Patterns matter more than isolated stories. If every ex is a narcissist, every relationship ended in betrayal, or every split was “all their fault,” it’s time to question whether your date is the common denominator.
Ask gently about the other relationships. If each chapter ends with a scapegoat and your date as the poor, misunderstood hero, you’ve likely uncovered more about their mindset than they realize.
No Mention of Exes at All
It’s possible to swing too far in the other direction.
Ever been out with someone who acts like they were hatched freshly from an egg, with no romantic history whatsoever? “Oh, I don’t really talk about my exes.” End of conversation.
Some privacy is healthy. But refusing to acknowledge any previous relationships can be its own warning sign.

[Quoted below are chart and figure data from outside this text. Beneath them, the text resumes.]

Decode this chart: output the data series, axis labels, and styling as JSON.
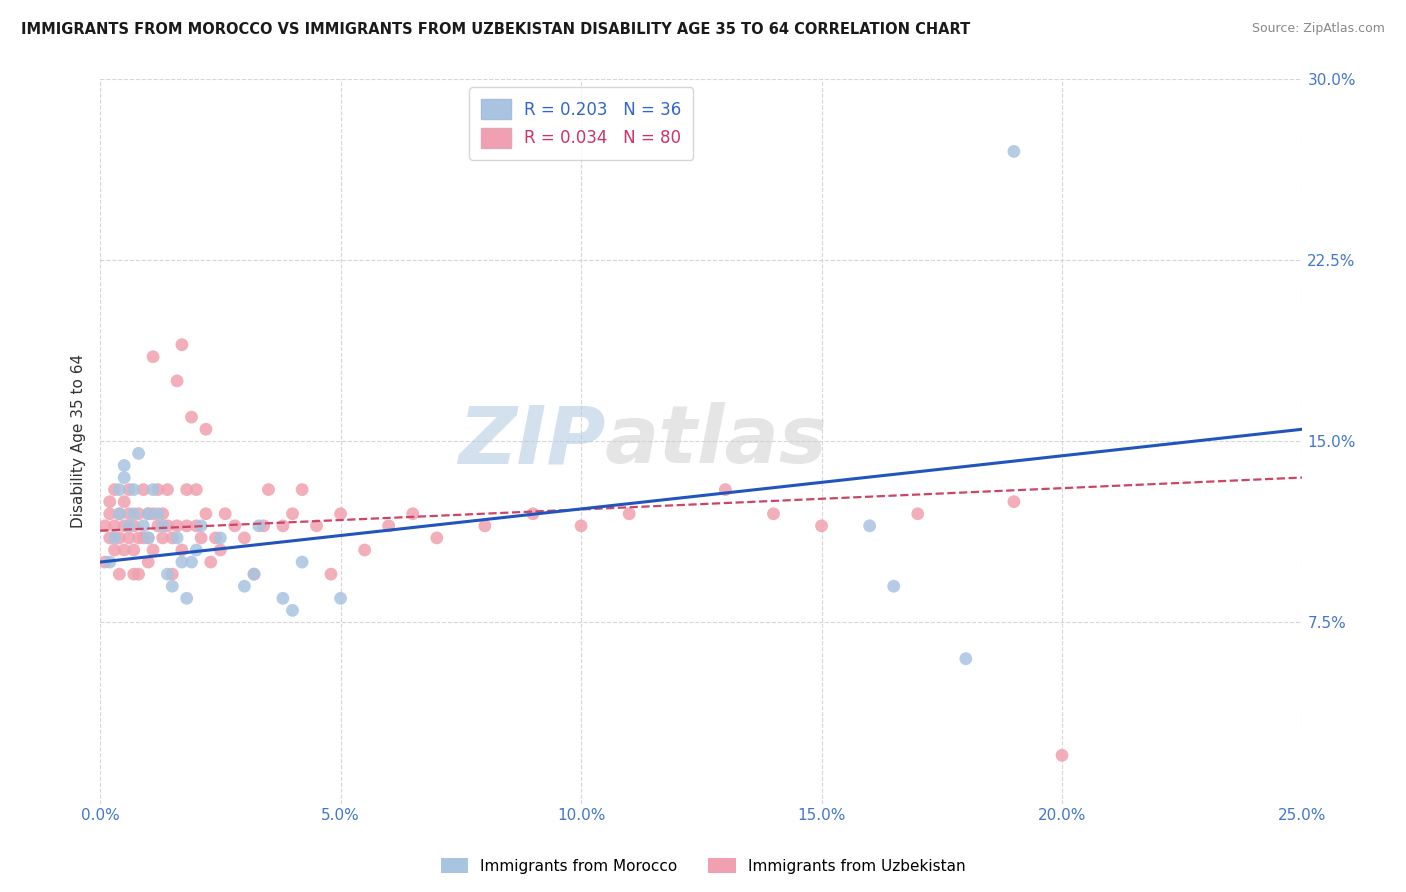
{
  "title": "IMMIGRANTS FROM MOROCCO VS IMMIGRANTS FROM UZBEKISTAN DISABILITY AGE 35 TO 64 CORRELATION CHART",
  "source": "Source: ZipAtlas.com",
  "ylabel": "Disability Age 35 to 64",
  "xlim": [
    0.0,
    0.25
  ],
  "ylim": [
    0.0,
    0.3
  ],
  "xtick_labels": [
    "0.0%",
    "5.0%",
    "10.0%",
    "15.0%",
    "20.0%",
    "25.0%"
  ],
  "xtick_vals": [
    0.0,
    0.05,
    0.1,
    0.15,
    0.2,
    0.25
  ],
  "ytick_labels": [
    "7.5%",
    "15.0%",
    "22.5%",
    "30.0%"
  ],
  "ytick_vals": [
    0.075,
    0.15,
    0.225,
    0.3
  ],
  "morocco_color": "#a8c4e0",
  "uzbekistan_color": "#f0a0b0",
  "morocco_line_color": "#2255bb",
  "uzbekistan_line_color": "#cc4466",
  "morocco_R": 0.203,
  "morocco_N": 36,
  "uzbekistan_R": 0.034,
  "uzbekistan_N": 80,
  "legend_label_1": "Immigrants from Morocco",
  "legend_label_2": "Immigrants from Uzbekistan",
  "watermark_zip": "ZIP",
  "watermark_atlas": "atlas",
  "background_color": "#ffffff",
  "grid_color": "#cccccc",
  "morocco_x": [
    0.002,
    0.003,
    0.004,
    0.004,
    0.005,
    0.005,
    0.006,
    0.007,
    0.007,
    0.008,
    0.009,
    0.01,
    0.01,
    0.011,
    0.012,
    0.013,
    0.014,
    0.015,
    0.016,
    0.017,
    0.018,
    0.019,
    0.02,
    0.021,
    0.025,
    0.03,
    0.032,
    0.033,
    0.038,
    0.04,
    0.042,
    0.05,
    0.16,
    0.165,
    0.18,
    0.19
  ],
  "morocco_y": [
    0.1,
    0.11,
    0.13,
    0.12,
    0.135,
    0.14,
    0.115,
    0.13,
    0.12,
    0.145,
    0.115,
    0.12,
    0.11,
    0.13,
    0.12,
    0.115,
    0.095,
    0.09,
    0.11,
    0.1,
    0.085,
    0.1,
    0.105,
    0.115,
    0.11,
    0.09,
    0.095,
    0.115,
    0.085,
    0.08,
    0.1,
    0.085,
    0.115,
    0.09,
    0.06,
    0.27
  ],
  "uzbekistan_x": [
    0.001,
    0.001,
    0.002,
    0.002,
    0.002,
    0.003,
    0.003,
    0.003,
    0.004,
    0.004,
    0.004,
    0.005,
    0.005,
    0.005,
    0.006,
    0.006,
    0.006,
    0.007,
    0.007,
    0.007,
    0.008,
    0.008,
    0.008,
    0.009,
    0.009,
    0.01,
    0.01,
    0.01,
    0.011,
    0.011,
    0.011,
    0.012,
    0.012,
    0.013,
    0.013,
    0.014,
    0.014,
    0.015,
    0.015,
    0.016,
    0.016,
    0.017,
    0.017,
    0.018,
    0.018,
    0.019,
    0.02,
    0.02,
    0.021,
    0.022,
    0.022,
    0.023,
    0.024,
    0.025,
    0.026,
    0.028,
    0.03,
    0.032,
    0.034,
    0.035,
    0.038,
    0.04,
    0.042,
    0.045,
    0.048,
    0.05,
    0.055,
    0.06,
    0.065,
    0.07,
    0.08,
    0.09,
    0.1,
    0.11,
    0.13,
    0.14,
    0.15,
    0.17,
    0.19,
    0.2
  ],
  "uzbekistan_y": [
    0.1,
    0.115,
    0.125,
    0.11,
    0.12,
    0.105,
    0.115,
    0.13,
    0.12,
    0.11,
    0.095,
    0.125,
    0.115,
    0.105,
    0.11,
    0.12,
    0.13,
    0.105,
    0.115,
    0.095,
    0.12,
    0.11,
    0.095,
    0.13,
    0.11,
    0.12,
    0.1,
    0.11,
    0.105,
    0.12,
    0.185,
    0.115,
    0.13,
    0.11,
    0.12,
    0.13,
    0.115,
    0.11,
    0.095,
    0.115,
    0.175,
    0.19,
    0.105,
    0.115,
    0.13,
    0.16,
    0.115,
    0.13,
    0.11,
    0.155,
    0.12,
    0.1,
    0.11,
    0.105,
    0.12,
    0.115,
    0.11,
    0.095,
    0.115,
    0.13,
    0.115,
    0.12,
    0.13,
    0.115,
    0.095,
    0.12,
    0.105,
    0.115,
    0.12,
    0.11,
    0.115,
    0.12,
    0.115,
    0.12,
    0.13,
    0.12,
    0.115,
    0.12,
    0.125,
    0.02
  ]
}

It might mean avoidance, shame, or a pattern of refusing to process the past. Worse, it can be a tactic to keep you in the dark.
A healthy partner has a past, owns it, and isn’t afraid to mention it when it’s relevant. Total silence? That’s not mysterious—it’s suspicious.
Exes and Future Promises
How someone talks about their ex also clues you in to how they might talk about you down the line. If it’s all blame games and bitterness, picture yourself in a year, being described over drinks as “the one who ruined everything.”
Doesn’t exactly scream fairy tale, does it?
Pay attention to whether your date shows basic respect, even for those they no longer love. That’s the best sign of someone who can handle life’s bumps without running over the people in their rearview.
Moving Forward With Your Eyes Open
Spotting red flags in how someone dishes about their exes isn’t about paranoia or playing detective. It’s about listening for patterns, noticing what’s missing, and trusting your gut when something feels off.
Healthy people have complicated relationship histories—they might share lessons learned, even a regret or two. They’ll show empathy, and maybe some humor about their own shortcomings.
If you find yourself wading through villain stories, endless “crazy ex” tales, or emotional manipulation, don’t ignore the signals. You deserve someone who’s grown from their past, not someone who rewrites it at every turn.